In the case of AC , opposition to the current flow depends also on the frequency involved.Every conductor, whether super conductor or not, will have a non zero self inductance.This means the conductor is linked by its own flux.When a time varying current flows, the resultant time varying flux linkage will produce an electric field inside the conductor.This aids or oppose the current depending on whether current is decreasing or increasing.Skin effect is due this this property.However, in lower frequencies we ignore this effect in small circuits.However it matters and to be included in calculation in the case of long distance power transmission lines, or when the frequency is very high

Baluncore
When the topic of two-wire transmission lines, I wonder why the only voltage that is considered is the voltage wave V(z), where V(z) is the potential difference between the two individual wires. As you mention, if the frequency is high enough, there is also a potential difference between points on the same wire due to the inductive and capacitative reactance... Why is that voltage not mentioned?
If the voltage on the wire is an AC signal, then at any instant there will be a voltage difference between different points on the same wire due to the propagation delay of the signal on the line. The speed of propagation is the velocity factor which is proportional to 1 / Sqrt( L*C ). The effects of L and C are implicitly recognised and so do not need to be mentioned.

Thanks Baluncore. I see that the EM wave propagates along the line at the speed you mentioned.

The distributed capacitance C refers to the capacitance between the two wires, correct? It is not referring to the self-capacitance of each wire.
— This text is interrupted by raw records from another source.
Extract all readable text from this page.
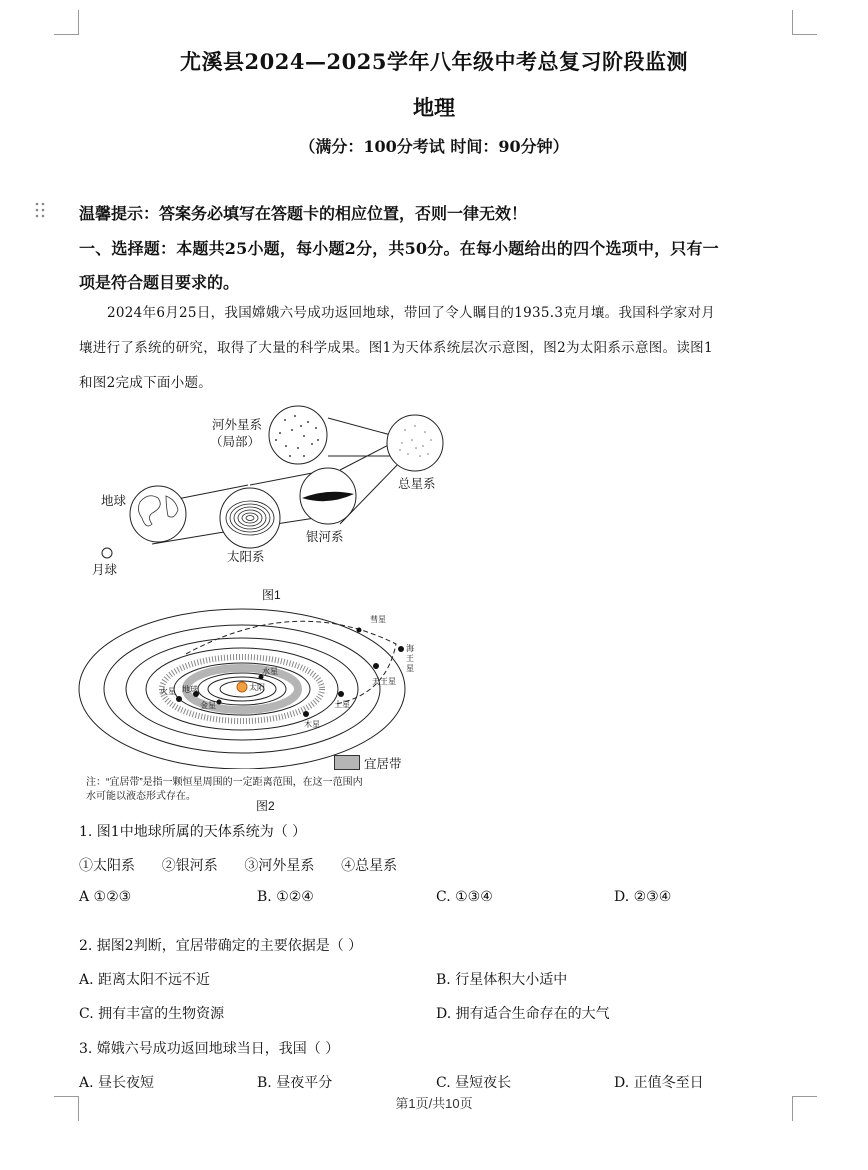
尤溪县2024—2025学年八年级中考总复习阶段监测
地理
（满分：100分考试 时间：90分钟）
温馨提示：答案务必填写在答题卡的相应位置，否则一律无效！
一、选择题：本题共25小题，每小题2分，共50分。在每小题给出的四个选项中，只有一
项是符合题目要求的。
2024年6月25日，我国嫦娥六号成功返回地球，带回了令人瞩目的1935.3克月壤。我国科学家对月
壤进行了系统的研究，取得了大量的科学成果。图1为天体系统层次示意图，图2为太阳系示意图。读图1
和图2完成下面小题。
河外星系
（局部）
总星系
地球
太阳系
银河系
月球
图1
彗星
海王星
天王星
土星
木星
火星 地球
金星
水星
太阳
宜居带
注：“宜居带”是指一颗恒星周围的一定距离范围，在这一范围内
水可能以液态形式存在。
图2
1. 图1中地球所属的天体系统为（ ）
①太阳系      ②银河系      ③河外星系      ④总星系
A ①②③	B. ①②④	C. ①③④	D. ②③④
2. 据图2判断，宜居带确定的主要依据是（ ）
A. 距离太阳不远不近	B. 行星体积大小适中
C. 拥有丰富的生物资源	D. 拥有适合生命存在的大气
3. 嫦娥六号成功返回地球当日，我国（ ）
A. 昼长夜短	B. 昼夜平分	C. 昼短夜长	D. 正值冬至日
第1页/共10页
As far as L, I guess it is the self-inductance of each wire.

Baluncore
The distributed capacitance C refers to the capacitance between the two wires, correct? It is not referring to the self-capacitance of each wire.
The capacitance is per short unit length of each wire to all it's environment, in all possible coupling modes.
Do you really believe that a single short element of a wire can have a self capacitance ?

As far as L, I guess it is the self-inductance of each wire.
The inductance per short unit length of each wire, but coupled to all other conductors and fields in it's environment.

For a regular geometry L & C would be replaced by the magnetic permeability, µr, and the electric permitivity, εr = dielectric constant.

At some point you must stop following the boundary between the infinite detail with complexity of the real world and the rational theory. The only thing you will find in that gap is a rise in confusion and an application for increasingly computationally intensive Finite Element Analysis.